L’économie nationale devrait encore faire les frais de l’inflation en 2023. Dans son Budget exploratoire pour le prochain exercice, le Haut-Commissariat au Plan (HCP) pronostique une croissance de 3,7% après un ralentissement de 1,3% attendu cette année. Ces projections ont été élaborées sur la base d’une évolution des impôts et taxes sur les produits nets de subvention de 1,5%. «Les prévisions économiques pour l’année 2023 tiennent compte d’une croissance mondiale modérée induisant un ralentissement prévisible de la demande mondiale adressée au Maroc et du maintien des niveaux élevés des prix des matières premières au niveau mondial. Ces projections se basent également sur un scénario d’une production céréalière moyenne et prennent en considération la reconduction de la politique budgétaire mise en vigueur durant l’année 2022», explique Ayache Khellaf, secrétaire général du HCP, lors de la conférence de présentation du Budget exploratoire 2023, le 14 juillet à Rabat.
Selon lui, ces perspectives restent, toutefois, marquées par un niveau élevé d’incertitudes et des risques baissiers liés notamment à l’évolution de la situation géopolitique et les effets qui en découlent en particulier les perturbations des chaînes d’approvisionnement et la pénurie des produits de base.

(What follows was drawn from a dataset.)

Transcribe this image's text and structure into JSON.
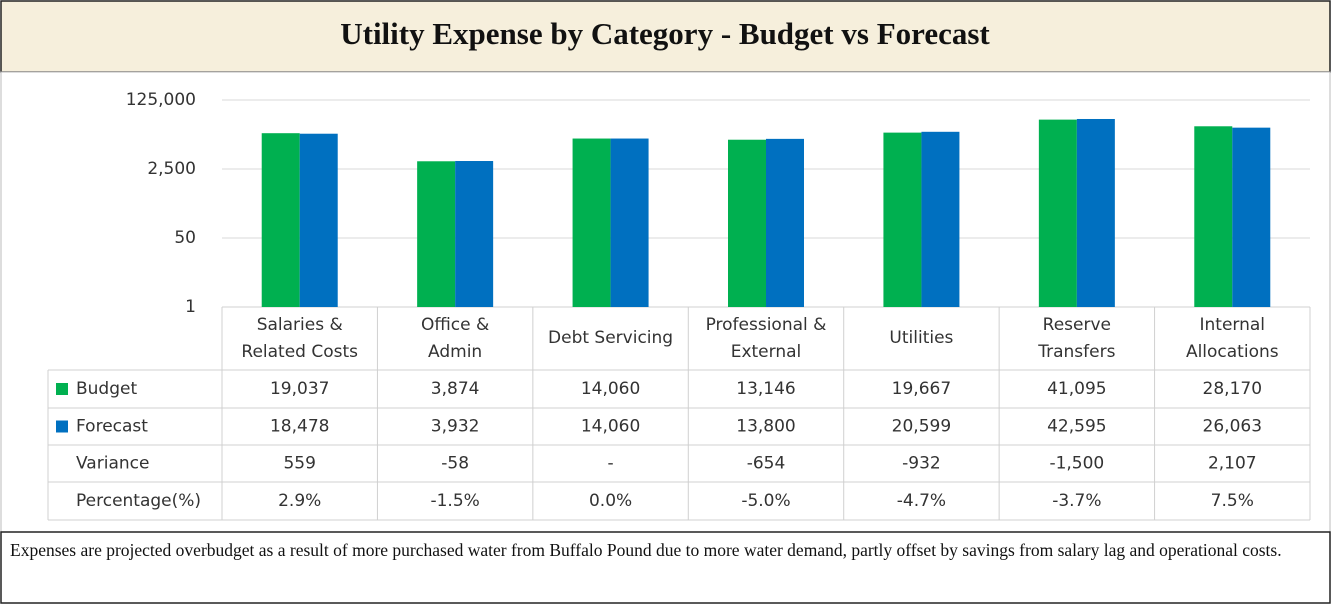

Sur la base de toutes ces hypothèses, le secteur primaire devrait afficher une valeur ajoutée en hausse de 11,8% en 2023, conforté par le raffermissement des cultures hors céréales et de l’activité de l’élevage durant la campagne 2022-2023. En revanche, les activités non agricoles devraient enregistrer une valeur ajoutée en décélération à près de 2,9% en 2023 au lieu des 3,5% prévus cette année. Le secteur secondaire, quant à lui, devrait afficher une croissance de 3,5%, profitant d’une amélioration prévisible des industries de transformation et celle du secteur minier, en relation notamment avec le redressement attendu de la demande adressée au phosphate et de ses dérivés. Par ailleurs, le secteur du bâtiment devrait continuer de pâtir des effets négatifs de la hausse de l’inflation des produits de construction. Le secteur tertiaire devrait, de son côté, connaître une croissance modérée de 2,5% en 2023 au lieu de 4,5% attendue en 2022, attribuable notamment au ralentissement prévu des services marchands de 2,1% après 4,5% prévu pour l’année en cours et de 4,1% des services non marchands en 2023.

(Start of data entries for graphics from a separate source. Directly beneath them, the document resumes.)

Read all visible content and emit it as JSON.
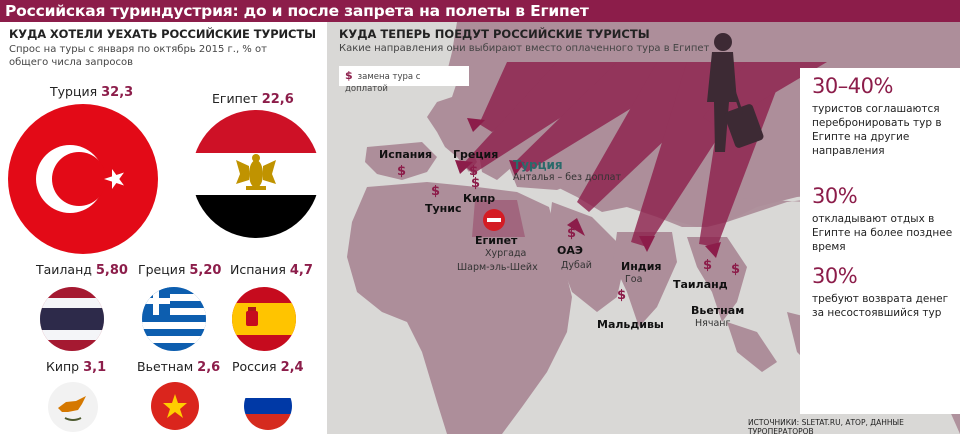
{
  "title": "Российская туриндустрия: до и после запрета на полеты в Египет",
  "left": {
    "heading": "КУДА ХОТЕЛИ УЕХАТЬ РОССИЙСКИЕ ТУРИСТЫ",
    "subheading": "Спрос на туры с января по октябрь 2015 г., % от общего числа запросов",
    "countries": [
      {
        "name": "Турция",
        "value": "32,3",
        "flag": "turkey"
      },
      {
        "name": "Египет",
        "value": "22,6",
        "flag": "egypt"
      },
      {
        "name": "Таиланд",
        "value": "5,80",
        "flag": "thailand"
      },
      {
        "name": "Греция",
        "value": "5,20",
        "flag": "greece"
      },
      {
        "name": "Испания",
        "value": "4,7",
        "flag": "spain"
      },
      {
        "name": "Кипр",
        "value": "3,1",
        "flag": "cyprus"
      },
      {
        "name": "Вьетнам",
        "value": "2,6",
        "flag": "vietnam"
      },
      {
        "name": "Россия",
        "value": "2,4",
        "flag": "russia"
      }
    ]
  },
  "map": {
    "heading": "КУДА ТЕПЕРЬ ПОЕДУТ РОССИЙСКИЕ ТУРИСТЫ",
    "subheading": "Какие направления они выбирают вместо оплаченного тура в Египет",
    "legend_symbol": "$",
    "legend_label": "замена тура с доплатой",
    "labels": {
      "spain": "Испания",
      "greece": "Греция",
      "turkey": "Турция",
      "turkey_sub": "Анталья – без доплат",
      "tunisia": "Тунис",
      "cyprus": "Кипр",
      "egypt": "Египет",
      "egypt_sub1": "Хургада",
      "egypt_sub2": "Шарм-эль-Шейх",
      "uae": "ОАЭ",
      "uae_sub": "Дубай",
      "india": "Индия",
      "india_sub": "Гоа",
      "maldives": "Мальдивы",
      "thailand": "Таиланд",
      "vietnam": "Вьетнам",
      "vietnam_sub": "Нячанг"
    }
  },
  "stats": [
    {
      "pct": "30–40%",
      "text": "туристов соглашаются перебронировать тур в Египте на другие направления"
    },
    {
      "pct": "30%",
      "text": "откладывают отдых в Египте на более позднее время"
    },
    {
      "pct": "30%",
      "text": "требуют возврата денег за несостоявшийся тур"
    }
  ],
  "source": "ИСТОЧНИКИ: SLETAT.RU, АТОР, ДАННЫЕ ТУРОПЕРАТОРОВ",
  "colors": {
    "accent": "#8c1d4a",
    "map_land": "#ad8e9a",
    "map_water": "#d9d8d6"
  }
}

La demande intérieure croîtrait de 3,3% en 2023
La demande intérieure qui devrait monter de 3,3% en 2023 (contre 1,3% prévu en 2022) contribuerait ainsi de près de 3,6 points à la croissance du PIB au lieu de 1,5 point en 2022. Cette hausse s’explique par l’accroissement prévu de la consommation des ménages de 2,4%, profitant de l’amélioration des revenus, portant sa contribution à la croissance économique de 1,4 point au lieu de 0,9 point en 2022. De même, la consommation des administrations publiques devrait maintenir sa contribution à près d’un point. Par ailleurs, l’investissement brut devrait s’accroître de près de 3,5% contribuant positivement à la croissance de 1,1 point au lieu d’une contribution négative attendue en 2022. En parallèle, souligne le HCP, la demande extérieure devrait avoir une contribution nulle à la croissance suite notamment à une hausse en volume des importations des biens et services de 4,1% en 2023 contre une évolution de 5,2% des exportations en 2023.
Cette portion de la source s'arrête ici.